"Capitalisme et pulsion de mort" de Gilles DOSTALER et Bernard MARIS (IV)

Publié le par Alexandre Anizy

Lire auparavant les notes I à III portant le même titre.

Gilles DOSTALER et Bernard MARIS rappellent ensuite que « l’individu de FREUD comme celui de KEYNES est un être d’emblée collectif, qui naît et grandit par le langage ». (p.43)

Un groupe, une société, c’est autre chose que la somme des individus composant l’ensemble : individuel et collectif sont antinomiques.

« Les termes antinomiques ne se résolvent pas plus que les pôles opposés d’une pile électrique ne se détruisent. Le problème consiste à trouver non leur fusion qui serait leur mort, mais leur équilibre sans cesse instable, variable selon le développement même de la société. » (PROUDHON, « Théorie de la propriété »)

« Le moi est angoissé, agressif, autodestructeur. Il se heurte au collectif qui le protège au nom de l’autorité. » (p.43), ce qui accentue le phénomène « boule de neige » : l’argent engendre plus d’argent, les structures élémentaires s’assemblent de plus en plus du fait de la dynamique de la circulation du capital – un processus complexe que le terme mondialisation cristallise bien. « L’une des tendances principales de la culture est d’agglomérer les hommes en de grandes unités » (Freud, cité p.44), parce que la technique (on a vu précédemment qu’elle est une partie de la culture) homogénéise le monde (MARX et WEBER parlaient déjà de « planète uniforme », comme plus tard KEYNES ou Karl POLANYI). Mais la formation de groupes incorpore des tendances morbides (Freud, « totem et tabous ») et « le remplacement de la puissance de l’individu par celle de la communauté est le pas culturel décisif. Son essence consiste en ce que les membres de la communautés se limitent dans leurs possibilités de satisfaction (…) ». (Freud, cité p.45)

La foule subit donc une pression culturelle, mouvement illimité d’accumulation se faisant au détriment des pulsions : par nécessité économique, la culture retire à la sexualité une grande énergie.
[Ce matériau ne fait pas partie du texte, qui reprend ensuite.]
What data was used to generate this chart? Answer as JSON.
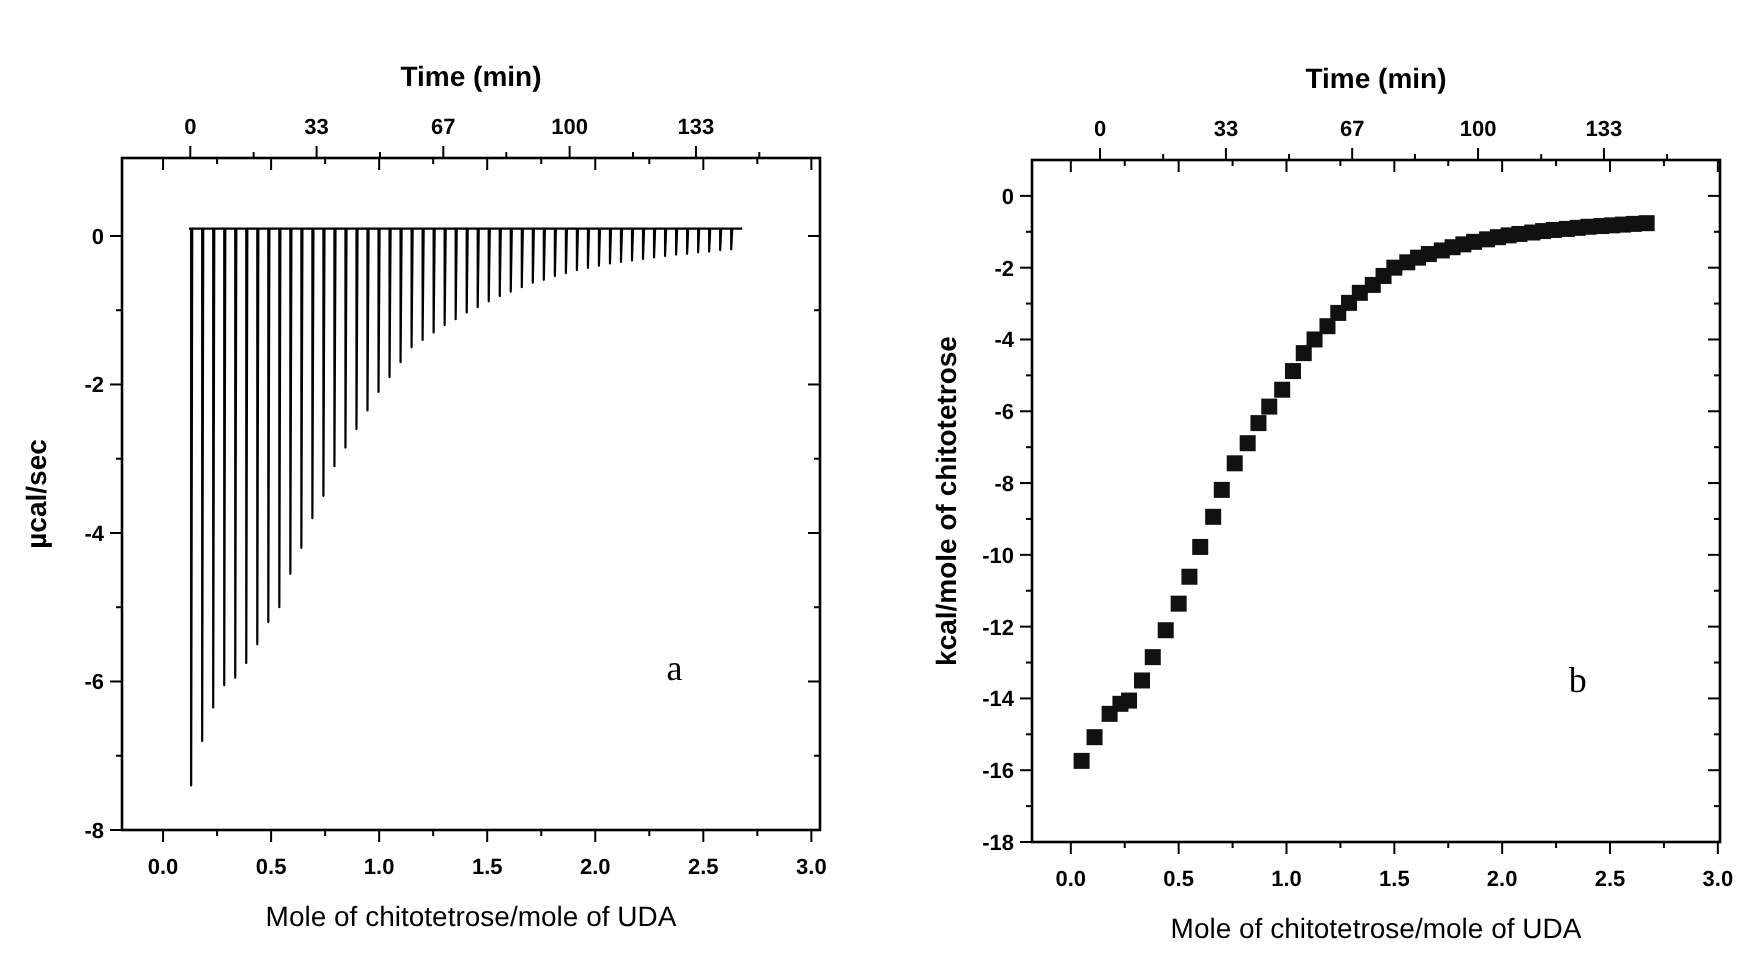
{
  "chart_data": [
    {
      "type": "line",
      "xlabel": "Mole of chitotetrose/mole of UDA",
      "ylabel": "µcal/sec",
      "x2label": "Time (min)",
      "annotations": [
        "a"
      ],
      "xlim": [
        -0.19,
        3.04
      ],
      "xticks": [
        {
          "value": 0,
          "label": "0.0"
        },
        {
          "value": 0.25,
          "label": null
        },
        {
          "value": 0.5,
          "label": "0.5"
        },
        {
          "value": 0.75,
          "label": null
        },
        {
          "value": 1,
          "label": "1.0"
        },
        {
          "value": 1.25,
          "label": null
        },
        {
          "value": 1.5,
          "label": "1.5"
        },
        {
          "value": 1.75,
          "label": null
        },
        {
          "value": 2,
          "label": "2.0"
        },
        {
          "value": 2.25,
          "label": null
        },
        {
          "value": 2.5,
          "label": "2.5"
        },
        {
          "value": 2.75,
          "label": null
        },
        {
          "value": 3,
          "label": "3.0"
        }
      ],
      "x2lim": [
        -18,
        166
      ],
      "x2ticks": [
        {
          "value": 0,
          "label": "0"
        },
        {
          "value": 16.7,
          "label": null
        },
        {
          "value": 33.3,
          "label": "33"
        },
        {
          "value": 50,
          "label": null
        },
        {
          "value": 66.7,
          "label": "67"
        },
        {
          "value": 83.3,
          "label": null
        },
        {
          "value": 100,
          "label": "100"
        },
        {
          "value": 116.7,
          "label": null
        },
        {
          "value": 133.3,
          "label": "133"
        },
        {
          "value": 150,
          "label": null
        }
      ],
      "ylim": [
        -8,
        1.05
      ],
      "yticks": [
        -8,
        {
          "value": -7,
          "label": null
        },
        -6,
        {
          "value": -5,
          "label": null
        },
        -4,
        {
          "value": -3,
          "label": null
        },
        -2,
        {
          "value": -1,
          "label": null
        },
        0
      ],
      "marker": "none",
      "line_style": "solid",
      "series": [
        {
          "color": "#000000",
          "x": [
            0.12,
            0.13,
            0.13,
            0.135,
            0.181,
            0.181,
            0.186,
            0.232,
            0.232,
            0.237,
            0.283,
            0.283,
            0.288,
            0.334,
            0.334,
            0.339,
            0.385,
            0.385,
            0.39,
            0.436,
            0.436,
            0.441,
            0.487,
            0.487,
            0.492,
            0.538,
            0.538,
            0.543,
            0.589,
            0.589,
            0.594,
            0.64,
            0.64,
            0.645,
            0.691,
            0.691,
            0.696,
            0.742,
            0.742,
            0.747,
            0.793,
            0.793,
            0.798,
            0.844,
            0.844,
            0.849,
            0.895,
            0.895,
            0.9,
            0.946,
            0.946,
            0.951,
            0.997,
            0.997,
            1.002,
            1.048,
            1.048,
            1.053,
            1.099,
            1.099,
            1.104,
            1.15,
            1.15,
            1.155,
            1.201,
            1.201,
            1.206,
            1.252,
            1.252,
            1.257,
            1.303,
            1.303,
            1.308,
            1.354,
            1.354,
            1.359,
            1.405,
            1.405,
            1.41,
            1.456,
            1.456,
            1.461,
            1.507,
            1.507,
            1.512,
            1.558,
            1.558,
            1.563,
            1.609,
            1.609,
            1.614,
            1.66,
            1.66,
            1.665,
            1.711,
            1.711,
            1.716,
            1.762,
            1.762,
            1.767,
            1.813,
            1.813,
            1.818,
            1.864,
            1.864,
            1.869,
            1.915,
            1.915,
            1.92,
            1.966,
            1.966,
            1.971,
            2.017,
            2.017,
            2.022,
            2.068,
            2.068,
            2.073,
            2.119,
            2.119,
            2.124,
            2.17,
            2.17,
            2.175,
            2.221,
            2.221,
            2.226,
            2.272,
            2.272,
            2.277,
            2.323,
            2.323,
            2.328,
            2.374,
            2.374,
            2.379,
            2.425,
            2.425,
            2.43,
            2.476,
            2.476,
            2.481,
            2.527,
            2.527,
            2.532,
            2.578,
            2.578,
            2.583,
            2.629,
            2.629,
            2.634,
            2.68
          ],
          "values": [
            0.1,
            0.1,
            -7.4,
            0.1,
            0.1,
            -6.8,
            0.1,
            0.1,
            -6.35,
            0.1,
            0.1,
            -6.05,
            0.1,
            0.1,
            -5.95,
            0.1,
            0.1,
            -5.75,
            0.1,
            0.1,
            -5.5,
            0.1,
            0.1,
            -5.2,
            0.1,
            0.1,
            -5.0,
            0.1,
            0.1,
            -4.55,
            0.1,
            0.1,
            -4.2,
            0.1,
            0.1,
            -3.8,
            0.1,
            0.1,
            -3.5,
            0.1,
            0.1,
            -3.1,
            0.1,
            0.1,
            -2.85,
            0.1,
            0.1,
            -2.6,
            0.1,
            0.1,
            -2.35,
            0.1,
            0.1,
            -2.1,
            0.1,
            0.1,
            -1.9,
            0.1,
            0.1,
            -1.7,
            0.1,
            0.1,
            -1.5,
            0.1,
            0.1,
            -1.4,
            0.1,
            0.1,
            -1.3,
            0.1,
            0.1,
            -1.2,
            0.1,
            0.1,
            -1.12,
            0.1,
            0.1,
            -1.03,
            0.1,
            0.1,
            -0.96,
            0.1,
            0.1,
            -0.88,
            0.1,
            0.1,
            -0.81,
            0.1,
            0.1,
            -0.75,
            0.1,
            0.1,
            -0.69,
            0.1,
            0.1,
            -0.63,
            0.1,
            0.1,
            -0.59,
            0.1,
            0.1,
            -0.54,
            0.1,
            0.1,
            -0.5,
            0.1,
            0.1,
            -0.46,
            0.1,
            0.1,
            -0.43,
            0.1,
            0.1,
            -0.4,
            0.1,
            0.1,
            -0.37,
            0.1,
            0.1,
            -0.35,
            0.1,
            0.1,
            -0.33,
            0.1,
            0.1,
            -0.31,
            0.1,
            0.1,
            -0.29,
            0.1,
            0.1,
            -0.27,
            0.1,
            0.1,
            -0.25,
            0.1,
            0.1,
            -0.24,
            0.1,
            0.1,
            -0.22,
            0.1,
            0.1,
            -0.21,
            0.1,
            0.1,
            -0.19,
            0.1,
            0.1,
            -0.18,
            0.1,
            0.1
          ]
        }
      ]
    },
    {
      "type": "scatter",
      "xlabel": "Mole of chitotetrose/mole of UDA",
      "ylabel": "kcal/mole of chitotetrose",
      "x2label": "Time (min)",
      "annotations": [
        "b"
      ],
      "xlim": [
        -0.18,
        3.01
      ],
      "xticks": [
        {
          "value": 0,
          "label": "0.0"
        },
        {
          "value": 0.25,
          "label": null
        },
        {
          "value": 0.5,
          "label": "0.5"
        },
        {
          "value": 0.75,
          "label": null
        },
        {
          "value": 1,
          "label": "1.0"
        },
        {
          "value": 1.25,
          "label": null
        },
        {
          "value": 1.5,
          "label": "1.5"
        },
        {
          "value": 1.75,
          "label": null
        },
        {
          "value": 2,
          "label": "2.0"
        },
        {
          "value": 2.25,
          "label": null
        },
        {
          "value": 2.5,
          "label": "2.5"
        },
        {
          "value": 2.75,
          "label": null
        },
        {
          "value": 3,
          "label": "3.0"
        }
      ],
      "x2lim": [
        -18,
        164
      ],
      "x2ticks": [
        {
          "value": 0,
          "label": "0"
        },
        {
          "value": 16.7,
          "label": null
        },
        {
          "value": 33.3,
          "label": "33"
        },
        {
          "value": 50,
          "label": null
        },
        {
          "value": 66.7,
          "label": "67"
        },
        {
          "value": 83.3,
          "label": null
        },
        {
          "value": 100,
          "label": "100"
        },
        {
          "value": 116.7,
          "label": null
        },
        {
          "value": 133.3,
          "label": "133"
        },
        {
          "value": 150,
          "label": null
        }
      ],
      "ylim": [
        -18,
        1
      ],
      "yticks": [
        -18,
        {
          "value": -17,
          "label": null
        },
        -16,
        {
          "value": -15,
          "label": null
        },
        -14,
        {
          "value": -13,
          "label": null
        },
        -12,
        {
          "value": -11,
          "label": null
        },
        -10,
        {
          "value": -9,
          "label": null
        },
        -8,
        {
          "value": -7,
          "label": null
        },
        -6,
        {
          "value": -5,
          "label": null
        },
        -4,
        {
          "value": -3,
          "label": null
        },
        -2,
        {
          "value": -1,
          "label": null
        },
        0
      ],
      "marker": "square",
      "series": [
        {
          "color": "#111111",
          "x": [
            0.05,
            0.11,
            0.18,
            0.23,
            0.27,
            0.33,
            0.38,
            0.44,
            0.5,
            0.55,
            0.6,
            0.66,
            0.7,
            0.76,
            0.82,
            0.87,
            0.92,
            0.98,
            1.03,
            1.08,
            1.13,
            1.19,
            1.24,
            1.29,
            1.34,
            1.4,
            1.45,
            1.5,
            1.56,
            1.61,
            1.66,
            1.72,
            1.77,
            1.82,
            1.87,
            1.93,
            1.98,
            2.03,
            2.08,
            2.14,
            2.19,
            2.24,
            2.3,
            2.35,
            2.4,
            2.46,
            2.51,
            2.56,
            2.61,
            2.67
          ],
          "values": [
            -15.74,
            -15.08,
            -14.43,
            -14.15,
            -14.06,
            -13.5,
            -12.85,
            -12.1,
            -11.36,
            -10.61,
            -9.78,
            -8.94,
            -8.19,
            -7.45,
            -6.89,
            -6.33,
            -5.87,
            -5.4,
            -4.88,
            -4.38,
            -4.0,
            -3.63,
            -3.26,
            -2.98,
            -2.7,
            -2.48,
            -2.23,
            -2.0,
            -1.85,
            -1.72,
            -1.62,
            -1.52,
            -1.43,
            -1.35,
            -1.28,
            -1.21,
            -1.15,
            -1.1,
            -1.06,
            -1.02,
            -0.98,
            -0.95,
            -0.92,
            -0.89,
            -0.86,
            -0.84,
            -0.82,
            -0.8,
            -0.78,
            -0.76
          ]
        }
      ]
    }
  ]
}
Refoulement sexuel et pulsion de mort sont liés.  

 

« L’incapacité de concevoir une limite, propre à l’infantilisme, est au cœur du capitalisme. » (p.46) En effet, « le moi lui-même est investi de libido (…) qui se tourne vers les objets, devenant ainsi libido d’objet, et peut se retransformer en libido narcissique. » (Freud, cité p.46) Or, que fait le capitalisme, sinon ajouter des objets aux objets ?

Le capitalisme a surdéveloppé la culture pour d’abord répondre aux besoins des hommes, puis pour les stimuler (publicité et média entretenant l’insatiabilité), entraînant la société des hommes dans une frénésie accumulatrice où personne n’est satisfait : au bout du compte, il reste la frustration et le désarroi.